Hala gözlerinde bir miktar şişlik ve göz altlarında morluk vardı. Aleve baktı yerinde yoktu.

"Alev." diye seslendi. 

"Bahçedeyim Katre abla."

Katre bahçeye çıktığında Erdal Alevi arabaya bindirmek için kucağına almıştı.

"Günaydın. Biraz fazla uyumuşum siz nereye böyle?"

"Unuttun mu? Ogün abi bekliyor."

"Evet ya nasıl atladım! Bekleyin hemen geliyorum."

"Katre, sen evde kalıp dinleniyorsun. Bu gün biz gidiyoruz. "

"Olmaz ben Alevin yanında olmak istiyorum."

"Katre evde otur."

Erdal kesin konuşmuştu. Katre o zaman Murat'ın da ortalarda olmadığını gördü. 

Mutfağa, Nisa hanımın yanına gitti.

"Günaydın kızım. Dün çok yorulmuş ve üzülmüşsün. Murat bana her şeyi anlattı ve seni gerçekten çok sevdiğini. 

Dünkü konuşmam için özür dilerim. Bundan sonra Zümrüt ve Alev neyse sen de benim için sevgili kızımsın. "

Nisa hanım, Katreye sarıldı. Katre de karşılık verdi. Zaten bu eve geldiği günden bu yana ona karşı hep nazik ve sevgi dolu olmuştu.

"Nisa hanım dünküleri unuttum. Zaten uzun sürmeyecek. İçiniz bu konuda rahat olsun."

"Katre, ben çok uzun sürmesini isterim kızım. Murat da öyle düşünüyor. Bu sabah, ilk kez, çok uzun zamandır, oğlumun gözlerinin bu kadar parlak ve mutluluk dolu olduğunu görmemiştim.
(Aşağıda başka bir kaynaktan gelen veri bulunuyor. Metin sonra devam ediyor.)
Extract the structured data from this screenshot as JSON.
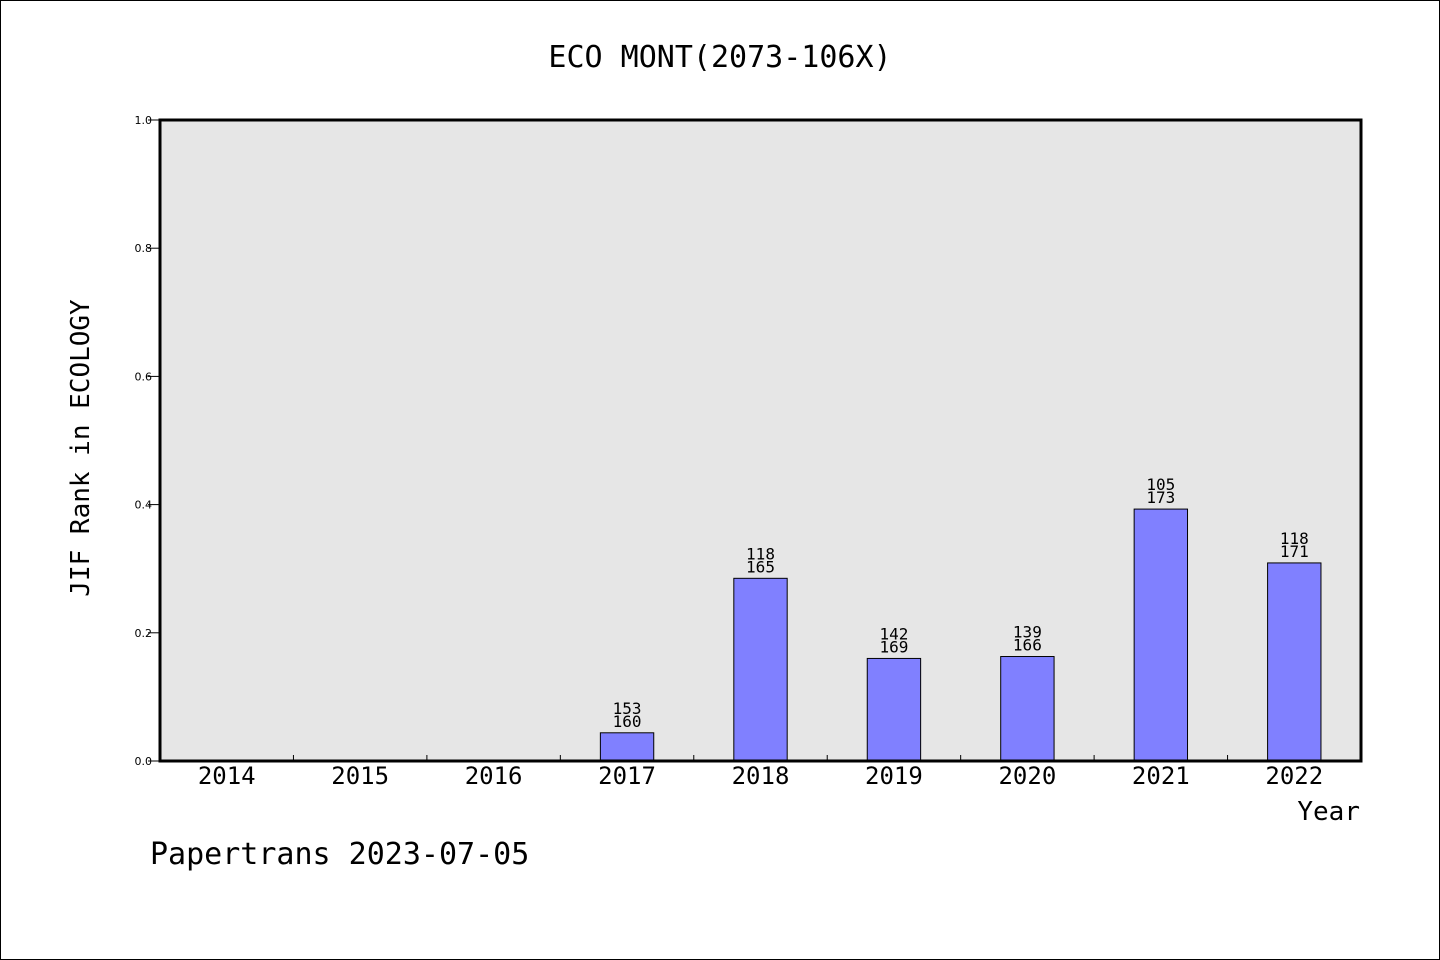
{
  "chart_data": {
    "type": "bar",
    "title": "ECO MONT(2073-106X)",
    "xlabel": "Year",
    "ylabel": "JIF Rank in ECOLOGY",
    "ylim": [
      0,
      1.0
    ],
    "yticks": [
      "0.0",
      "0.2",
      "0.4",
      "0.6",
      "0.8",
      "1.0"
    ],
    "categories": [
      "2014",
      "2015",
      "2016",
      "2017",
      "2018",
      "2019",
      "2020",
      "2021",
      "2022"
    ],
    "values": [
      null,
      null,
      null,
      0.044,
      0.285,
      0.16,
      0.163,
      0.393,
      0.309
    ],
    "rank": [
      null,
      null,
      null,
      "153",
      "118",
      "142",
      "139",
      "105",
      "118"
    ],
    "total": [
      null,
      null,
      null,
      "160",
      "165",
      "169",
      "166",
      "173",
      "171"
    ],
    "bar_color": "#8080ff",
    "plot_background": "#e6e6e6",
    "grid": false
  },
  "footer": "Papertrans 2023-07-05"
}
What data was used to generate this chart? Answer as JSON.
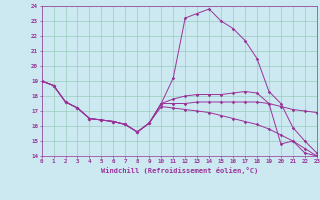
{
  "xlabel": "Windchill (Refroidissement éolien,°C)",
  "bg_color": "#cce8f0",
  "grid_color": "#99ccbb",
  "line_color": "#993399",
  "ylim": [
    14,
    24
  ],
  "xlim": [
    0,
    23
  ],
  "yticks": [
    14,
    15,
    16,
    17,
    18,
    19,
    20,
    21,
    22,
    23,
    24
  ],
  "xticks": [
    0,
    1,
    2,
    3,
    4,
    5,
    6,
    7,
    8,
    9,
    10,
    11,
    12,
    13,
    14,
    15,
    16,
    17,
    18,
    19,
    20,
    21,
    22,
    23
  ],
  "series": [
    {
      "x": [
        0,
        1,
        2,
        3,
        4,
        5,
        6,
        7,
        8,
        9,
        10,
        11,
        12,
        13,
        14,
        15,
        16,
        17,
        18,
        19,
        20,
        21,
        22,
        23
      ],
      "y": [
        19.0,
        18.7,
        17.6,
        17.2,
        16.5,
        16.4,
        16.3,
        16.1,
        15.6,
        16.2,
        17.5,
        17.5,
        17.5,
        17.6,
        17.6,
        17.6,
        17.6,
        17.6,
        17.6,
        17.5,
        17.3,
        17.1,
        17.0,
        16.9
      ]
    },
    {
      "x": [
        0,
        1,
        2,
        3,
        4,
        5,
        6,
        7,
        8,
        9,
        10,
        11,
        12,
        13,
        14,
        15,
        16,
        17,
        18,
        19,
        20,
        21,
        22,
        23
      ],
      "y": [
        19.0,
        18.7,
        17.6,
        17.2,
        16.5,
        16.4,
        16.3,
        16.1,
        15.6,
        16.2,
        17.5,
        17.8,
        18.0,
        18.1,
        18.1,
        18.1,
        18.2,
        18.3,
        18.2,
        17.5,
        14.8,
        15.0,
        14.2,
        14.0
      ]
    },
    {
      "x": [
        0,
        1,
        2,
        3,
        4,
        5,
        6,
        7,
        8,
        9,
        10,
        11,
        12,
        13,
        14,
        15,
        16,
        17,
        18,
        19,
        20,
        21,
        22,
        23
      ],
      "y": [
        19.0,
        18.7,
        17.6,
        17.2,
        16.5,
        16.4,
        16.3,
        16.1,
        15.6,
        16.2,
        17.5,
        19.2,
        23.2,
        23.5,
        23.8,
        23.0,
        22.5,
        21.7,
        20.5,
        18.3,
        17.5,
        15.9,
        15.0,
        14.2
      ]
    },
    {
      "x": [
        0,
        1,
        2,
        3,
        4,
        5,
        6,
        7,
        8,
        9,
        10,
        11,
        12,
        13,
        14,
        15,
        16,
        17,
        18,
        19,
        20,
        21,
        22,
        23
      ],
      "y": [
        19.0,
        18.7,
        17.6,
        17.2,
        16.5,
        16.4,
        16.3,
        16.1,
        15.6,
        16.2,
        17.3,
        17.2,
        17.1,
        17.0,
        16.9,
        16.7,
        16.5,
        16.3,
        16.1,
        15.8,
        15.4,
        15.0,
        14.5,
        14.0
      ]
    }
  ]
}
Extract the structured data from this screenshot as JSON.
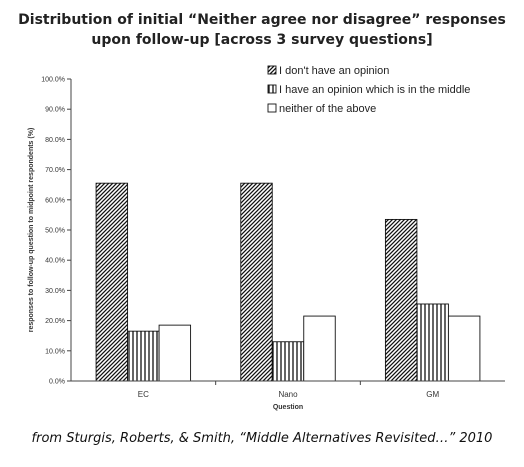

Bu senin sevgin sayesinde oldu. Yoksa sen Murat'ı sevmiyor musun?

 Veya ona karşı bir şey hissetmiyor musun? Bunu bana açıkça söyleyebilirsin kızım."

Katre, önüne baktı kızarmıştı. Ne söyleyeceğini bilemedi. Başını kaldırıp Nisa hanıma baktığında bir cevap beklediğini gördü.

"Nisa hanım ben hiç aşık olmadım. Murat'a karşı tabi ki, bir şeyler hissediyorum ama ne olduğunu bilmiyorum. 

Yani çok acemiyim. O, olgun görmüş geçirmiş birisi. Benim sevgim ona çocukça veya yavan gelebilir. Sevgi nasıl gösterilir onu bile bilmiyorum!"

Nisa hanım Katrenin ellerini tuttu.

"Akışına bırak ve içinden nasıl geliyorsa öyle davran. Murat, senin bu doğallığını ve gerçekliğini sevdi sanırım. 

Derler ya, gerçek sevgiyi çocuklar ve hayvanlar anlar ilk önce diye.

Alev, bunu anladı. İçtenliğini, yapmacıksızlığını anladı. Bunu, Murat sonra Zümrüt ve ben de anladım. Sen bu aileye iyi geleceksin ve hoş geldin güzel gelinim."

"Teşekkür ederim sizlere layık olmaya çalışacağım, içimi rahatlattınız. Benim bazı çekincelerim vardı. Onları gidermeme yardımınız oldu."

"Ne demek, asıl biz teşekkür deriz ve sana layık olmaya çalışacağız. Şimdi bir şeyler ye ve Alev gelmeden bahçeden kahvelerimizi içelim. 

Murat, bu sabah seni özellikle bırakıp Zümrütle işe gitti. Hem kendini dinlemen, duygularını anlaman için hem de acil yapması gereken bir kaç işi varmış.